Sure, no prob. I think ATM your circuit works because the very low input bias current of the TL074 takes ages to discharge the 470uF cap, but eventually, it will hit one of the rails.
 
abbey road d enfer said:
Sure, no prob. I think ATM your circuit works because the very low input bias current of the TL074 takes ages to discharge the 470uF cap, but eventually, it will hit one of the rails.

Thank you for helping me understand this - I added it.

abbey road d enfer said:
That seems to indicate  capacitive leakage between the high level stages and the recovery amp. Shielding is necessary. I think the drive and recovery circuits should be separated on two different breadboards for proper evaluation.

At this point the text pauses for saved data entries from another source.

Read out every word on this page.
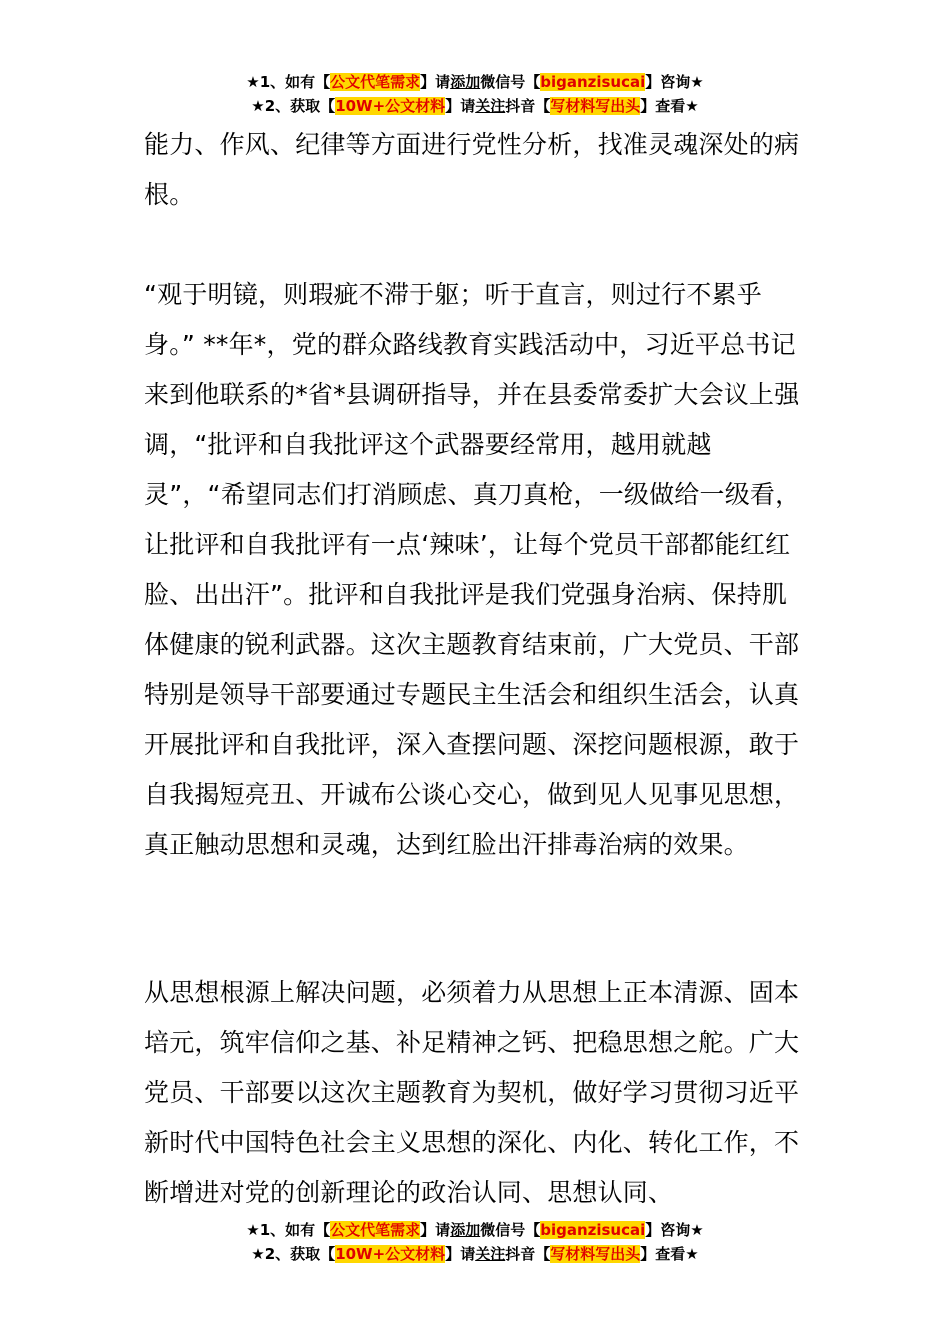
★1、如有【公文代笔需求】请添加微信号【biganzisucai】咨询★
★2、获取【10W+公文材料】请关注抖音【写材料写出头】查看★

能力、作风、纪律等方面进行党性分析，找准灵魂深处的病根。

“观于明镜，则瑕疵不滞于躯；听于直言，则过行不累乎身。” **年*，党的群众路线教育实践活动中，习近平总书记来到他联系的*省*县调研指导，并在县委常委扩大会议上强调，“批评和自我批评这个武器要经常用，越用就越灵”，“希望同志们打消顾虑、真刀真枪，一级做给一级看，让批评和自我批评有一点‘辣味’，让每个党员干部都能红红脸、出出汗”。批评和自我批评是我们党强身治病、保持肌体健康的锐利武器。这次主题教育结束前，广大党员、干部特别是领导干部要通过专题民主生活会和组织生活会，认真开展批评和自我批评，深入查摆问题、深挖问题根源，敢于自我揭短亮丑、开诚布公谈心交心，做到见人见事见思想，真正触动思想和灵魂，达到红脸出汗排毒治病的效果。

从思想根源上解决问题，必须着力从思想上正本清源、固本培元，筑牢信仰之基、补足精神之钙、把稳思想之舵。广大党员、干部要以这次主题教育为契机，做好学习贯彻习近平新时代中国特色社会主义思想的深化、内化、转化工作，不断增进对党的创新理论的政治认同、思想认同、

★1、如有【公文代笔需求】请添加微信号【biganzisucai】咨询★
★2、获取【10W+公文材料】请关注抖音【写材料写出头】查看★
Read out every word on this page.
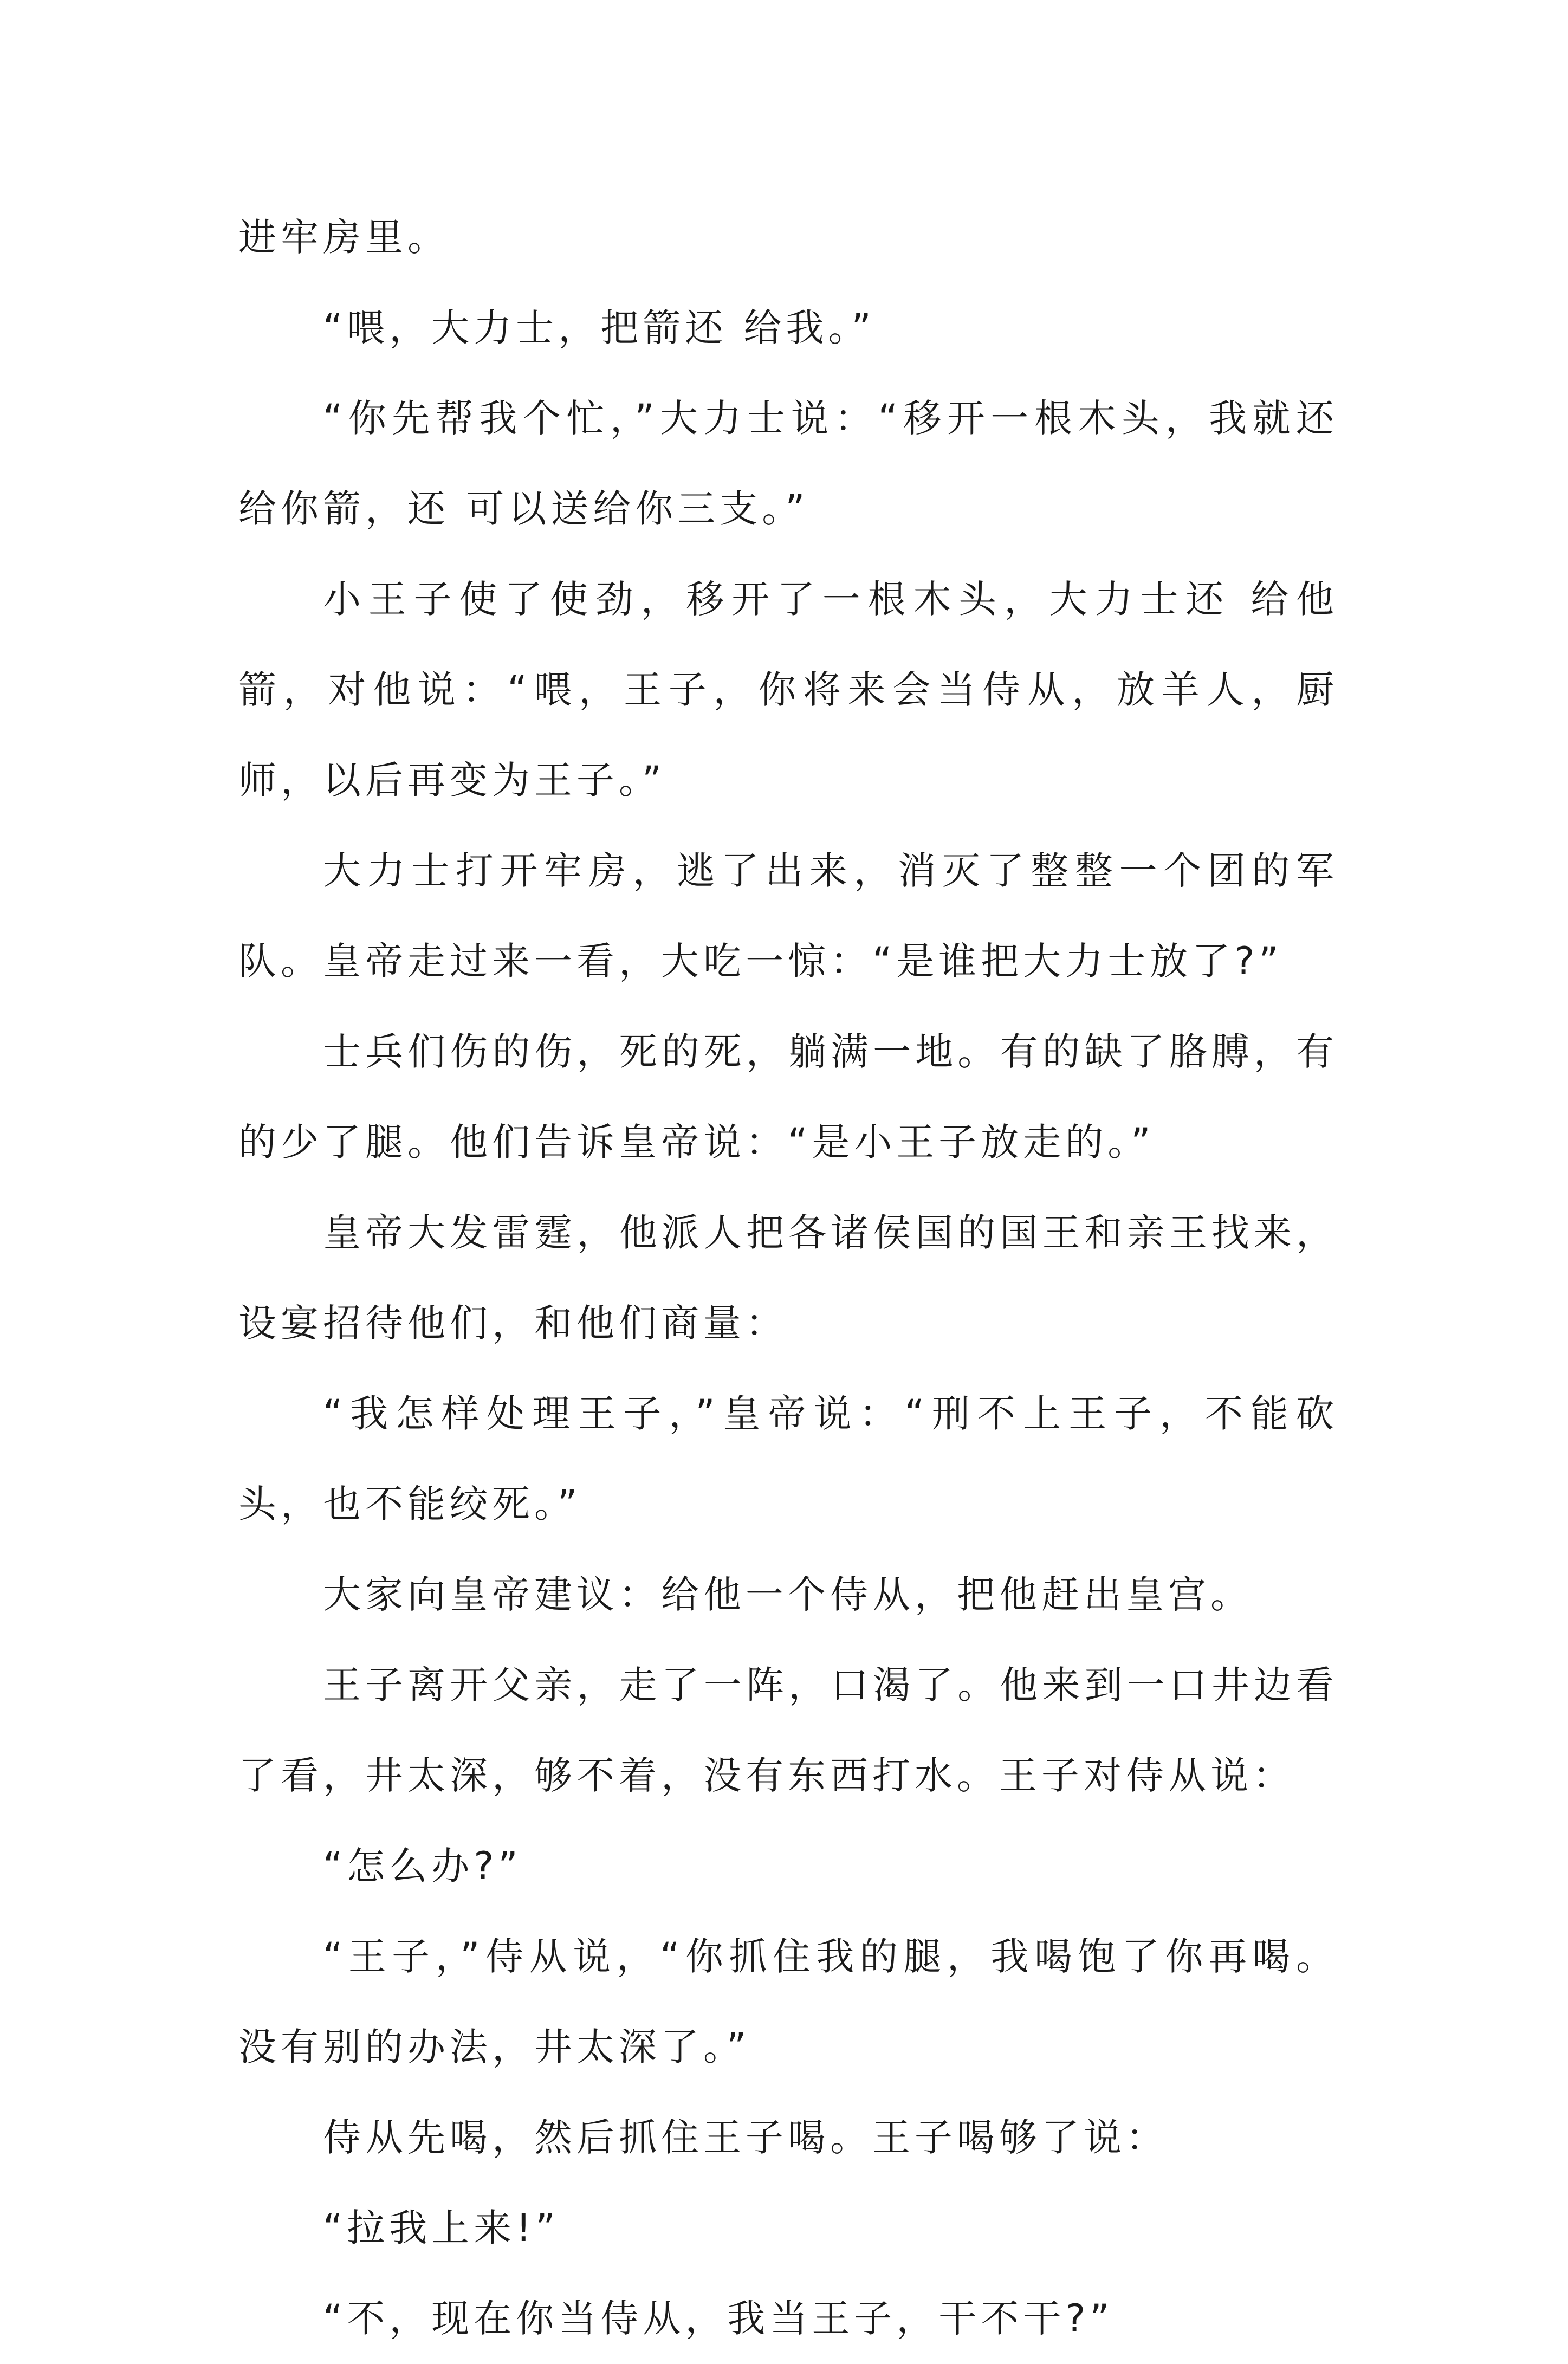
进牢房里。

“喂，大力士，把箭还 给我。”

“你先帮我个忙，”大力士说：“移开一根木头，我就还给你箭，还 可以送给你三支。”

小王子使了使劲，移开了一根木头，大力士还 给他箭，对他说：“喂，王子，你将来会当侍从，放羊人，厨师，以后再变为王子。”

大力士打开牢房，逃了出来，消灭了整整一个团的军队。皇帝走过来一看，大吃一惊：“是谁把大力士放了?”

士兵们伤的伤，死的死，躺满一地。有的缺了胳膊，有的少了腿。他们告诉皇帝说：“是小王子放走的。”

皇帝大发雷霆，他派人把各诸侯国的国王和亲王找来，设宴招待他们，和他们商量：

“我怎样处理王子，”皇帝说：“刑不上王子，不能砍头，也不能绞死。”

大家向皇帝建议：给他一个侍从，把他赶出皇宫。

王子离开父亲，走了一阵，口渴了。他来到一口井边看了看，井太深，够不着，没有东西打水。王子对侍从说：

“怎么办?”

“王子，”侍从说，“你抓住我的腿，我喝饱了你再喝。没有别的办法，井太深了。”

侍从先喝，然后抓住王子喝。王子喝够了说：

“拉我上来!”

“不，现在你当侍从，我当王子，干不干?”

I went ahead and breadboarded the recovery stage and moved it away and it solved the coupling issue. I'd love to leave it on the one board and do something clever to isolate the stages, but I don't have much room left to maneuver. If I need to, I can rebuild the recovery stage on a separate piece of perf board. Any suggestions for things to try before I go that route?

Thank you again,

Ben

 
plumsolly said:
I went ahead and breadboarded the recovery stage and moved it away and it solved the coupling issue. I'd love to leave it on the one board and do something clever to isolate the stages, but I don't have much room left to maneuver. If I need to, I can rebuild the recovery stage on a separate piece of perf board. Any suggestions for things to try before I go that route?
You have to learn about electrostatic shielding. Make sure sensitive lines are not too close to high-level ones and insert grounded shields.
 
@plumsolly Did you ever get this unit completed? I've been trying to find basically the exact same thing but I'm not experienced enough to do the R&D that's needed for this project. I would love to find a working model to build!